I entered the world and the workings of the BIG corporation by being asked to serve on the Sperry Board—an eye-opening experience. Sperry manufactured and serviced the once famous brand of UNIVAC computers; then became a multi-industry diversified giant. I was the first and only computer scientist ever selected for the Sperry Board. Sperry was acquired in a hostile takeover by Burroughs Corporation in 1986, ending my life as a Big Company Director…

I was asked to form and chair Sperry’s Technology Advisory Board. This Board found weakness in UNIVAC’s research and its product offerings. Over my few years as a Director, UNIVAC management (near Philadelphia) made good plans to shift from selling computers (vs IBM) to selling software and services. Excellent concept, but died at birth when Burroughs bought Sperry, forming Unisys. In my view, Burroughs CEO Blumenthal, with clumsy management, got rid of the UNIVAC planning (and product line and people).

I am not particularly proud of one important and ultimately costly piece of business advice I gave to UNIVAC management (after being asked).  I gave the same advice to the Texas Instruments (TI) CEO and have regretted it ever since. It concerns the manufacturing and sale of LISP machines, a type of computer particularly well-suited for symbolic computation (vs numeric calculation). Interest in LISP, the software substratum of artificial intelligence (AI) research at the time, was high. The Japanese National Fifth Generation Project and the widely read book The Fifth Generation, by McCorduck and me, had significantly raised the profile of AI, hence LISP also. With government support, TI had developed a “LISP chip.” The question was: would it be a good business decision to build and sell a LISP personal workstation using this chip? Being asked, my advice was “yes,” but I was wrong. The “AI market” was practically non-existent. In the time it would take to build up this market, the inevitability of increase of chip capability under Moore’s Law would overtake the underpowered LISP chip.
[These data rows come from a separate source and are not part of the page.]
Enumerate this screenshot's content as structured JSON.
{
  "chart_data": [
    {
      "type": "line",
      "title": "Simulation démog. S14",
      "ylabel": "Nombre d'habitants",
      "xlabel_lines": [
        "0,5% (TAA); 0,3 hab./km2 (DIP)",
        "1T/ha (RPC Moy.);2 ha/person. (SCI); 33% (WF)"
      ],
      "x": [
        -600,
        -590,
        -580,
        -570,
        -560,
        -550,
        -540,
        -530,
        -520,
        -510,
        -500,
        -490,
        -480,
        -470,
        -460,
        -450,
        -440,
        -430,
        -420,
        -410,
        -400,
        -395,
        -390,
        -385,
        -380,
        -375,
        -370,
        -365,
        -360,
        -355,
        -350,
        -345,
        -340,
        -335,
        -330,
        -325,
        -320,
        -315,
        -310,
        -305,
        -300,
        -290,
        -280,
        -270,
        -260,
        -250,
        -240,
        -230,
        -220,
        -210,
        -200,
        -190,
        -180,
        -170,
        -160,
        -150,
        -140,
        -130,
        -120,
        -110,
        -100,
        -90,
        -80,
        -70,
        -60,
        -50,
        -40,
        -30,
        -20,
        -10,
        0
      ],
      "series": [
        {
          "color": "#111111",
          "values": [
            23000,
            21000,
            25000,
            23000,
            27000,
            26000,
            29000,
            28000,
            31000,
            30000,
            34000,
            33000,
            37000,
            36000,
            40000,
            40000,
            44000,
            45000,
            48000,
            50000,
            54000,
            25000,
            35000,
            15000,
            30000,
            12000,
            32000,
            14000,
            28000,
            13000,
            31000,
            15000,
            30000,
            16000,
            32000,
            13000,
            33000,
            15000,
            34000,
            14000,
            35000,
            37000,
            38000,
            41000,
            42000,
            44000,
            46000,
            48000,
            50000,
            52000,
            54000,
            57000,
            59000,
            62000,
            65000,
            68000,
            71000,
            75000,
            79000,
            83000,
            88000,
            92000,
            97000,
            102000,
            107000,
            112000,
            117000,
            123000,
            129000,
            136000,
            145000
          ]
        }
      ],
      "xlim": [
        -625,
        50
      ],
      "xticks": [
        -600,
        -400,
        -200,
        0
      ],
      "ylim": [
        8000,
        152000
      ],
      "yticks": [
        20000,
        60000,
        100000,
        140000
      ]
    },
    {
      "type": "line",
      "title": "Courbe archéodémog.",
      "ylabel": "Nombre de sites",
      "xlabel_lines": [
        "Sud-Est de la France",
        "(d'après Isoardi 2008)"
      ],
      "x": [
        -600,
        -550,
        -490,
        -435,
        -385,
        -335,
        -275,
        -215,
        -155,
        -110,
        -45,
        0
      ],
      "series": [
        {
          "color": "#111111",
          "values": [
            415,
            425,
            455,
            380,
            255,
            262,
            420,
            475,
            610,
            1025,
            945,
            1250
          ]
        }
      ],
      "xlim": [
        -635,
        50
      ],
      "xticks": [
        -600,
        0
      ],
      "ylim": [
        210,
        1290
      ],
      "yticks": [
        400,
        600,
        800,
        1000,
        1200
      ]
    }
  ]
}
Sperry’s UNIVAC division got caught up in this. Like TI, UNIVAC was looking for a “breakthrough” product.  They decided to use their marketing and sales capabilities to sell LISP workstations that they bought OEM from TI.  Again, my advice to them was wrong. It’s hard to sell into a non-existent market, and harder still when a sales force proves incapable of learning symbolic computation, LISP, and AI software and applications. I can’t blame them. They were brought up at the other end of computing.